Physicians' behaviors are nearly all AI needs to head off faulty drug prescriptions


Many errors in drug ordering are caused or worsened by the intricacies of the electronic health records (EHR). These problems often stem from mistakes made at the point of the clinician–computer interface. To avert the resulting risk, researchers have designed an AI-based system that can flag errors going just by the ordering clinician’s behavior and the context in which it occurs. The innovation may not only reduce prescription-drug errors but also relieve pharmacists’ workloads while better ensuring patient privacy and security, the team suggests.
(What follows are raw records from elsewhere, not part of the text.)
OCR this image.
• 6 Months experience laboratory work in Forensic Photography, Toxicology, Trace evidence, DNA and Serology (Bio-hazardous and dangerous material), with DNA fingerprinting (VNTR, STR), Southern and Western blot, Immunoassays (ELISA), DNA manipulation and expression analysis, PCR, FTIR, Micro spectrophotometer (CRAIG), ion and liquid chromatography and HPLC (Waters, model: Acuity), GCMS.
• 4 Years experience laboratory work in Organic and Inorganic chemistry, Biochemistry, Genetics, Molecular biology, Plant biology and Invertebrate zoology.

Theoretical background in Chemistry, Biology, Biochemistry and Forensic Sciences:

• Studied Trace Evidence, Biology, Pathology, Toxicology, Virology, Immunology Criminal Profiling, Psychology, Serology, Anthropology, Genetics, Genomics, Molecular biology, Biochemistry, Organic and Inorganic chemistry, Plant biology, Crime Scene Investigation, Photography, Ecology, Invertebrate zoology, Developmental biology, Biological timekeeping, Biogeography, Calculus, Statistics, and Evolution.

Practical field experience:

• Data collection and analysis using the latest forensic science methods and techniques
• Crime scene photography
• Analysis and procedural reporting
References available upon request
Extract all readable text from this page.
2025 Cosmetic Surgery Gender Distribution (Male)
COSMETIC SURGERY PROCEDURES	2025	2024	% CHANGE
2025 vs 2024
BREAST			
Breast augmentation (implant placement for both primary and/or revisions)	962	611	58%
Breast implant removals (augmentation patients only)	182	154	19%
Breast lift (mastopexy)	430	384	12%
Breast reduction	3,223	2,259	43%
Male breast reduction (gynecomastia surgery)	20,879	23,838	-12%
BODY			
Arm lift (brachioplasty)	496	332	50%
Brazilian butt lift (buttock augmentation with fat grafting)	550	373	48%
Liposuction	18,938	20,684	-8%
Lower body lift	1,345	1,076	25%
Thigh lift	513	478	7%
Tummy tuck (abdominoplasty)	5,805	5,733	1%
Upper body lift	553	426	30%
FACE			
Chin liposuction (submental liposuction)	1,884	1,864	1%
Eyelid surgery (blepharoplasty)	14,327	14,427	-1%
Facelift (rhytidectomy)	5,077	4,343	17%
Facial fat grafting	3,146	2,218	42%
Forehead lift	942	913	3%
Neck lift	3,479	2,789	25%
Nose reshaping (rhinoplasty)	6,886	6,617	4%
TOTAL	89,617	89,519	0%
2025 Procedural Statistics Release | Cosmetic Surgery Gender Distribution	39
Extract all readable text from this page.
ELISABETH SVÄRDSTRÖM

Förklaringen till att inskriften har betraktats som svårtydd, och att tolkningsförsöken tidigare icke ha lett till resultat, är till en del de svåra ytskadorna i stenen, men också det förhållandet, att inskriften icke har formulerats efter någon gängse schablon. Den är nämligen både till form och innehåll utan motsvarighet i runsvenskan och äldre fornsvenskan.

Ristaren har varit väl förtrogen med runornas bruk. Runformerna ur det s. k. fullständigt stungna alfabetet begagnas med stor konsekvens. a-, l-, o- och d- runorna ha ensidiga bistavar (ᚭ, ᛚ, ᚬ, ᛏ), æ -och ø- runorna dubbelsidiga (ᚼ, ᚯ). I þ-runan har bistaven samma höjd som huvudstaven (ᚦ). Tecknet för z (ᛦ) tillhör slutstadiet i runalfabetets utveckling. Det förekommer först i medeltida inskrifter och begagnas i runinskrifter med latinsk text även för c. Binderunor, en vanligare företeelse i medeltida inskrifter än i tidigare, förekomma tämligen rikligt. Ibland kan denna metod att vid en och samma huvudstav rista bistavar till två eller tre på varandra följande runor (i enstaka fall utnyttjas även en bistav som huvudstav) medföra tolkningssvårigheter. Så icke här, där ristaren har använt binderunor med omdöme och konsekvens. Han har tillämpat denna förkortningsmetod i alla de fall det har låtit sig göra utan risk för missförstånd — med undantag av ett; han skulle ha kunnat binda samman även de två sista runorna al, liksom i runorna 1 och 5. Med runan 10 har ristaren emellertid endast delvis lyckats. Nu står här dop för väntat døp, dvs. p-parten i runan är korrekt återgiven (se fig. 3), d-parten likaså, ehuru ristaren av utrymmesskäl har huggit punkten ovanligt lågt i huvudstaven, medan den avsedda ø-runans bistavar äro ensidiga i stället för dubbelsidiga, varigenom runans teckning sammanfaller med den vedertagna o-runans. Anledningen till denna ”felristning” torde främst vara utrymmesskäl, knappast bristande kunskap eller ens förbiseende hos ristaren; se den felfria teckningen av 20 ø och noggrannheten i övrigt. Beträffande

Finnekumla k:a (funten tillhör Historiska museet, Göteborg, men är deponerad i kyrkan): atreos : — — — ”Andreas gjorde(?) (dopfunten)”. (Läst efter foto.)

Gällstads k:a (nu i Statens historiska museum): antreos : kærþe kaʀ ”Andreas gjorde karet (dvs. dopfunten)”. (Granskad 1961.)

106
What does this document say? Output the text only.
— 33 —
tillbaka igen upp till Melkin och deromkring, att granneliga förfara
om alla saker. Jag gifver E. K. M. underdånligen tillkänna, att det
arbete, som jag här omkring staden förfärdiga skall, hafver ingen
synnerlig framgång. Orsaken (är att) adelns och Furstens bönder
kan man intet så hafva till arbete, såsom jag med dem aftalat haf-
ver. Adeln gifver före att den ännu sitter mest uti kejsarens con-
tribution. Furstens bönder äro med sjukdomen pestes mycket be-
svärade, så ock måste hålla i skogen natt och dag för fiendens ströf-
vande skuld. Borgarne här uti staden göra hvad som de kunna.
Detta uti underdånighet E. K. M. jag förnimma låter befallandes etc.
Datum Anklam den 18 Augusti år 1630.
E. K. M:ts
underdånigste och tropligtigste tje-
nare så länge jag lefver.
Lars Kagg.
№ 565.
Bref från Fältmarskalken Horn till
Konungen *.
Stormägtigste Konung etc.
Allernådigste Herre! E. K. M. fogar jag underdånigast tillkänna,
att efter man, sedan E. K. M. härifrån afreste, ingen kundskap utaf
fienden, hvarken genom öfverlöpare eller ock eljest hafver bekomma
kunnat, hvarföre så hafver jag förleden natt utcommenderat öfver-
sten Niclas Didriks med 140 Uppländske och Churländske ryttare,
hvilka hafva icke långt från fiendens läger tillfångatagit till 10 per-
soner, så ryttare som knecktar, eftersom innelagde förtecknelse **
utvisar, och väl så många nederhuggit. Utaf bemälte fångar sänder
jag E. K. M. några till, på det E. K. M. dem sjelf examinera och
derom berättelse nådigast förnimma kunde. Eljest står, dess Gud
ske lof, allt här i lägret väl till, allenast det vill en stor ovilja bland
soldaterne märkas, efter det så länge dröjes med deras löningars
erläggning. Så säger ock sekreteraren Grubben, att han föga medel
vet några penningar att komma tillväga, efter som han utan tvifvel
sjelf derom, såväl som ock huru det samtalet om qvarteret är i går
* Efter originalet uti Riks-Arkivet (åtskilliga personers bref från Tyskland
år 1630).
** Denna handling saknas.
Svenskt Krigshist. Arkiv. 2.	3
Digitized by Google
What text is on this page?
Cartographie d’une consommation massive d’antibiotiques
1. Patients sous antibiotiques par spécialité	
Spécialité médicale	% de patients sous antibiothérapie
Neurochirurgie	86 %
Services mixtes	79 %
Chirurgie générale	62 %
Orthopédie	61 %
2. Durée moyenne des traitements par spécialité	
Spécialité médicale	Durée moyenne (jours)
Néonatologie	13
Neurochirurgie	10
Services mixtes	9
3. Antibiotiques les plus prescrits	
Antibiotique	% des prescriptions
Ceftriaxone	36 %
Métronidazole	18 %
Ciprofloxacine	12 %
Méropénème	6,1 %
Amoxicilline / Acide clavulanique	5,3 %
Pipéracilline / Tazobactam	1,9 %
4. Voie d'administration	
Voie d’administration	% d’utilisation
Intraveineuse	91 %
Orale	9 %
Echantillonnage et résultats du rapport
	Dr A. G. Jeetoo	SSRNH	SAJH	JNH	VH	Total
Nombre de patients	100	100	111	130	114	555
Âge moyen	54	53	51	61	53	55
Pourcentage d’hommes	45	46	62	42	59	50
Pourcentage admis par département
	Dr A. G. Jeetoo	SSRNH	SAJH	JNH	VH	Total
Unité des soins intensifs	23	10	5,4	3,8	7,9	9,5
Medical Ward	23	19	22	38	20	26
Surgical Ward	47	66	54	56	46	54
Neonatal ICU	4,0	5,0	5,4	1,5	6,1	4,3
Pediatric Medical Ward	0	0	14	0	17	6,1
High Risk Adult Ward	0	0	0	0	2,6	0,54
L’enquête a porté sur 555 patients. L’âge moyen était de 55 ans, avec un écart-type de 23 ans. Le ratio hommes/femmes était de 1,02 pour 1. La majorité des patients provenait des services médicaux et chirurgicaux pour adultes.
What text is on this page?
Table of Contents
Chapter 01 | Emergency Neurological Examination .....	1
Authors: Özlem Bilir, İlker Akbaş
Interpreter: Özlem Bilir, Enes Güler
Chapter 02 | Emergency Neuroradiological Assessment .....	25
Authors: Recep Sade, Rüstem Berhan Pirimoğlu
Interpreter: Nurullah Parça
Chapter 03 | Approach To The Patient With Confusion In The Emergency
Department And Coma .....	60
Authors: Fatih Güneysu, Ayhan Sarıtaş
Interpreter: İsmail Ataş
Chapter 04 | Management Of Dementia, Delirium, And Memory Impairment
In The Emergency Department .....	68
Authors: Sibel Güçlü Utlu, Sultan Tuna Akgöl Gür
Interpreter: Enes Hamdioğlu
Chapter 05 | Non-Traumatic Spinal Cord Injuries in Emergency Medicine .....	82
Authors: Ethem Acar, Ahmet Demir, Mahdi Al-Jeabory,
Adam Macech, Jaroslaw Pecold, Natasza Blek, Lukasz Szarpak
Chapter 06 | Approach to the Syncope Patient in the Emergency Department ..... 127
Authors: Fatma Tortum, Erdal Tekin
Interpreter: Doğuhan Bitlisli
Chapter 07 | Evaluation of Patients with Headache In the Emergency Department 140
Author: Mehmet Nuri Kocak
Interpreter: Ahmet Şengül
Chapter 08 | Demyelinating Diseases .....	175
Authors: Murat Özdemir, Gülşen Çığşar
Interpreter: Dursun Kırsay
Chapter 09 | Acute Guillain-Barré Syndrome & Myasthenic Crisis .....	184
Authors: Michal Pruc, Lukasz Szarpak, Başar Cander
To build and test their system, a team led by Martina Balestra, a member of NYU Tandon’s Center for Urban Science and Progress, and including Oded Nov, Chair of the Department of Technology Management and Innovation at NYU Tandon, collected data on drug prescribers’ actions over a two-week period at an academic medical center. They built a machine learning classification model to predict drug orders questionable enough that they needed a pharmacist to stop and examine.

The team notes that conventional EHR drug alerting has entailed reviewing drug orders alongside the patient’s medical records. The shortcoming in this approach, they maintain, is its lack of attention to the EHR’s inherent vulnerabilities to error and how these potential fail points may show up in the orderer’s actions.